就在此时,雾气中缓缓浮现出一道熟悉的身影。她立于山谷之中,衣袂飘飘,有着九天神明的威严。
——正是九天玄女。
江宴端坐于战马之上,居高临下地俯视着九天玄女。那一瞬,仿佛回到了千年前的那日——九天玄女从天而降,将他从狼族的危险中救出,那时的她,亦是如此高高在上。

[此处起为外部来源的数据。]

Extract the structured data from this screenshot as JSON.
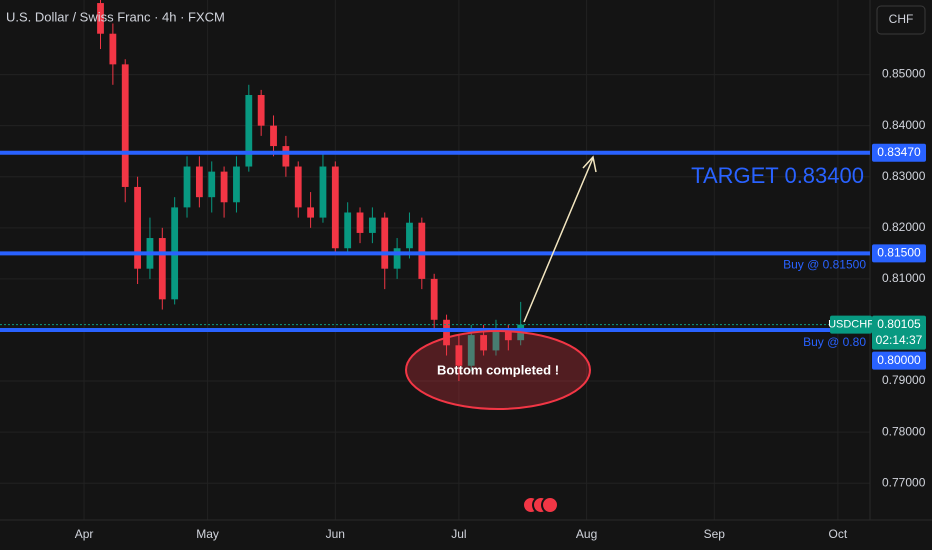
{
  "chart_data": {
    "type": "candlestick",
    "title": "U.S. Dollar / Swiss Franc · 4h · FXCM",
    "currency": "CHF",
    "xlim": [
      70.6,
      281.8
    ],
    "xticks": [
      {
        "value": 91,
        "label": "Apr"
      },
      {
        "value": 121,
        "label": "May"
      },
      {
        "value": 152,
        "label": "Jun"
      },
      {
        "value": 182,
        "label": "Jul"
      },
      {
        "value": 213,
        "label": "Aug"
      },
      {
        "value": 244,
        "label": "Sep"
      },
      {
        "value": 274,
        "label": "Oct"
      }
    ],
    "ylim": [
      0.7628,
      0.8646
    ],
    "yticks": [
      {
        "value": 0.77,
        "label": "0.77000"
      },
      {
        "value": 0.78,
        "label": "0.78000"
      },
      {
        "value": 0.79,
        "label": "0.79000"
      },
      {
        "value": 0.81,
        "label": "0.81000"
      },
      {
        "value": 0.82,
        "label": "0.82000"
      },
      {
        "value": 0.83,
        "label": "0.83000"
      },
      {
        "value": 0.84,
        "label": "0.84000"
      },
      {
        "value": 0.85,
        "label": "0.85000"
      }
    ],
    "grid": true,
    "series": [
      {
        "name": "USDCHF",
        "up_color": "#089981",
        "down_color": "#f23645",
        "x": [
          95,
          98,
          101,
          104,
          107,
          110,
          113,
          116,
          119,
          122,
          125,
          128,
          131,
          134,
          137,
          140,
          143,
          146,
          149,
          152,
          155,
          158,
          161,
          164,
          167,
          170,
          173,
          176,
          179,
          182,
          185,
          188,
          191,
          194,
          197
        ],
        "open": [
          0.864,
          0.858,
          0.852,
          0.828,
          0.812,
          0.818,
          0.806,
          0.824,
          0.832,
          0.826,
          0.831,
          0.825,
          0.832,
          0.846,
          0.84,
          0.836,
          0.832,
          0.824,
          0.822,
          0.832,
          0.816,
          0.823,
          0.819,
          0.822,
          0.812,
          0.816,
          0.821,
          0.81,
          0.802,
          0.797,
          0.793,
          0.799,
          0.796,
          0.8,
          0.798
        ],
        "high": [
          0.866,
          0.86,
          0.853,
          0.83,
          0.822,
          0.82,
          0.826,
          0.834,
          0.834,
          0.833,
          0.832,
          0.834,
          0.848,
          0.847,
          0.842,
          0.838,
          0.833,
          0.827,
          0.835,
          0.833,
          0.825,
          0.824,
          0.824,
          0.823,
          0.818,
          0.823,
          0.822,
          0.811,
          0.803,
          0.799,
          0.801,
          0.801,
          0.802,
          0.801,
          0.8055
        ],
        "low": [
          0.855,
          0.848,
          0.825,
          0.809,
          0.81,
          0.804,
          0.805,
          0.822,
          0.824,
          0.823,
          0.822,
          0.823,
          0.831,
          0.838,
          0.834,
          0.83,
          0.822,
          0.82,
          0.821,
          0.815,
          0.815,
          0.817,
          0.817,
          0.808,
          0.81,
          0.814,
          0.808,
          0.8,
          0.795,
          0.79,
          0.792,
          0.795,
          0.795,
          0.796,
          0.797
        ],
        "close": [
          0.858,
          0.852,
          0.828,
          0.812,
          0.818,
          0.806,
          0.824,
          0.832,
          0.826,
          0.831,
          0.825,
          0.832,
          0.846,
          0.84,
          0.836,
          0.832,
          0.824,
          0.822,
          0.832,
          0.816,
          0.823,
          0.819,
          0.822,
          0.812,
          0.816,
          0.821,
          0.81,
          0.802,
          0.797,
          0.793,
          0.799,
          0.796,
          0.8,
          0.798,
          0.80105
        ]
      }
    ],
    "current": {
      "price": 0.80105,
      "countdown": "02:14:37"
    },
    "levels": [
      {
        "value": 0.8347,
        "label": "0.83470",
        "color": "#2962ff"
      },
      {
        "value": 0.815,
        "label": "0.81500",
        "color": "#2962ff",
        "note": "Buy @ 0.81500"
      },
      {
        "value": 0.8,
        "label": "0.80000",
        "color": "#2962ff",
        "note": "Buy @ 0.80"
      }
    ],
    "target_text": "TARGET 0.83400",
    "ellipse_text": "Bottom completed !"
  }
}
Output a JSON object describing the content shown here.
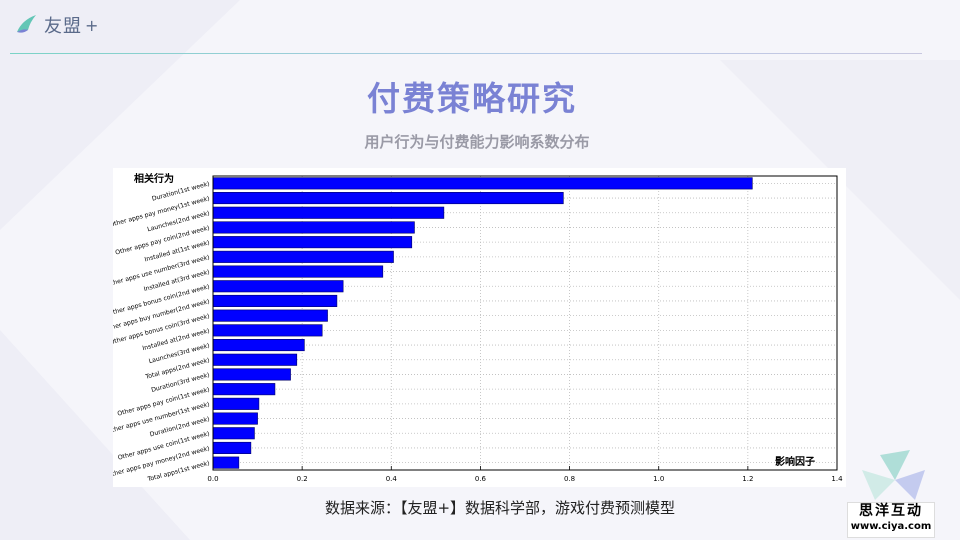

如今,角色颠倒,他以同样的姿态面对她,心中却无半分敬畏,唯有冷意与轻疑。
“是你。”
“是我。”
“为何挡朕去路?”
“老友皆已离去,思来想去,唯有你还在。可否耽误你片刻,与我叙叙旧?”
江宴率领大军前行,若不给神明几分薄面,未免显得过于狂妄。
他沉吟片刻,翻身下马,将缰绳交给身旁的将士,淡淡道:“跟着。”
狐岐山的黄昏,天边染上金红,山雾与余晖交织,似轻纱笼罩。远山轮廓柔和,如沉睡巨兽。
二人漫步在雾中。后面还跟着军队。
“初见你时,你不过是个稚嫩孩童,身形单薄,却已敢孤身闯入银月狼族的巢穴,胆识过人。你深知如何在绝境中求得神明庇佑,借神之力脱困。你太懂得如何利用人性,将事实扭曲为己所用。你这般非人的胆识与魄力,注定成为万人之上,执掌天下。”
“能得神明青睐,朕之荣幸。”
江宴神色淡漠,只是一味地应付。
“你可还记得银月狼族的那只幼狼?”
“……孤影。”
“它因信任你,导致族群惨遭屠戮,浸染了人族的戾气,化作永夜森林中最残暴的妖。最终,还是魔尊炽幽将它驯服。”
“……”
“若非你的出现,它的族群本应在永夜森林中代代繁衍,过着最朴实的生活。所以……”
“所以,当年您不该心软,应当将它一并铲除。”
玄女淡淡道:“错的确在我。是我因你是人族,对你一味仁慈与纵容,才酿成了银月狼族的悲剧。如今,那恶果终究也落在了我头上。正因如此,我才明白——当日种下的祸根,今日理应由我来终结。”